16 January 2018

Quartz: Electricity from all forms of renewables will be consistently cheaper than fossil fuels by 2020

Today, fossil-fuel power typically costs between $0.05 to $0.17 per kWh. By comparison, consider the global-weighted average cost of electricity generated by various forms of renewables in 2017, as calculated by Irena: hydropower ($0.05 per kWh), onshore wind ($0.06 per kWh), bioenergy and geothermal ($0.07 per kWh), and solar photovoltaics ($0.10 per kWh).

Offshore wind and solar thermal power aren’t yet competitive with fossil fuels, but that should change by 2020, Irena predicts, with the cost of solar thermal falling to $0.06 per kWh and offshore wind to $0.10 per kWh. The drivers will be technology development, competitive bidding systems, and large base of experienced project developers across the world. [...]
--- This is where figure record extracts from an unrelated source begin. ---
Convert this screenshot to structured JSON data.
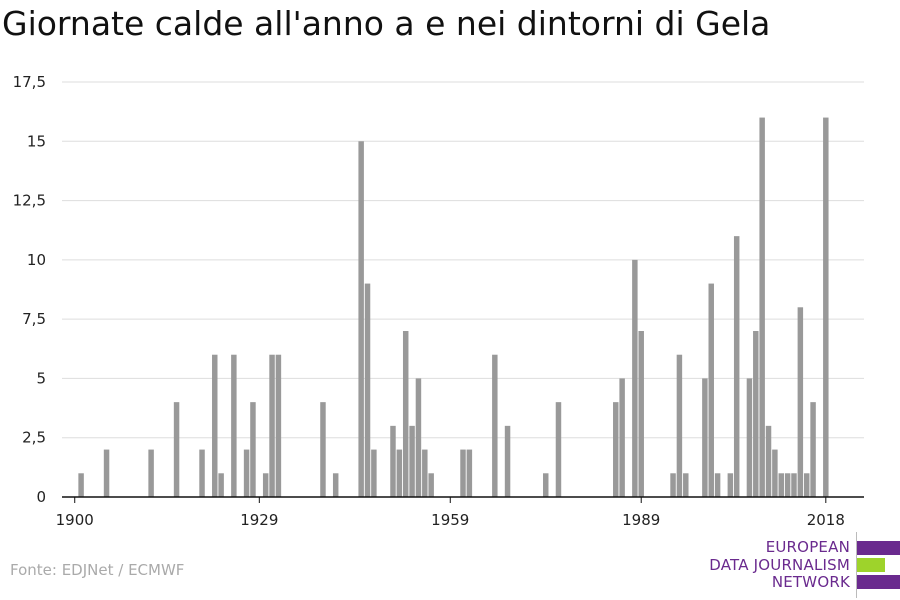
{
  "chart_data": {
    "type": "bar",
    "title": "Giornate calde all'anno a e nei dintorni di Gela",
    "xlabel": "",
    "ylabel": "",
    "xlim": [
      1900,
      2018
    ],
    "ylim": [
      0,
      17.5
    ],
    "x_ticks": [
      "1900",
      "1929",
      "1959",
      "1989",
      "2018"
    ],
    "y_ticks": [
      "0",
      "2,5",
      "5",
      "7,5",
      "10",
      "12,5",
      "15",
      "17,5"
    ],
    "grid": true,
    "color": "#999999",
    "x": [
      1901,
      1905,
      1912,
      1916,
      1920,
      1922,
      1923,
      1925,
      1927,
      1928,
      1930,
      1931,
      1932,
      1939,
      1941,
      1945,
      1946,
      1947,
      1950,
      1951,
      1952,
      1953,
      1954,
      1955,
      1956,
      1961,
      1962,
      1966,
      1968,
      1974,
      1976,
      1985,
      1986,
      1988,
      1989,
      1994,
      1995,
      1996,
      1999,
      2000,
      2001,
      2003,
      2004,
      2006,
      2007,
      2008,
      2009,
      2010,
      2011,
      2012,
      2013,
      2014,
      2015,
      2016,
      2018,
      2020
    ],
    "values": [
      1,
      2,
      2,
      4,
      2,
      6,
      1,
      6,
      2,
      4,
      1,
      6,
      6,
      4,
      1,
      15,
      9,
      2,
      3,
      2,
      7,
      3,
      5,
      2,
      1,
      2,
      2,
      6,
      3,
      1,
      4,
      4,
      5,
      10,
      7,
      1,
      6,
      1,
      5,
      9,
      1,
      1,
      11,
      5,
      7,
      16,
      3,
      2,
      1,
      1,
      1,
      8,
      1,
      4,
      16,
      0
    ]
  },
  "source": "Fonte: EDJNet / ECMWF",
  "logo": {
    "lines": [
      "EUROPEAN",
      "DATA JOURNALISM",
      "NETWORK"
    ],
    "colors": [
      "#6a2a8e",
      "#9ed32b",
      "#6a2a8e"
    ]
  }
}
Varun Sivaram, an expert in solar power at the Council on Foreign Relations, has shown that intermittent power sources suffer from value deflation as they become more important in the energy mix. In a simulation of California’s power market, he found that “when a grid relies on solar power for 15% of its total energy needs, the value of solar falls by more than half,” Sivaram writes in his upcoming book Taming the Sun. “At 30% solar power, solar’s value declines by more than two-thirds.”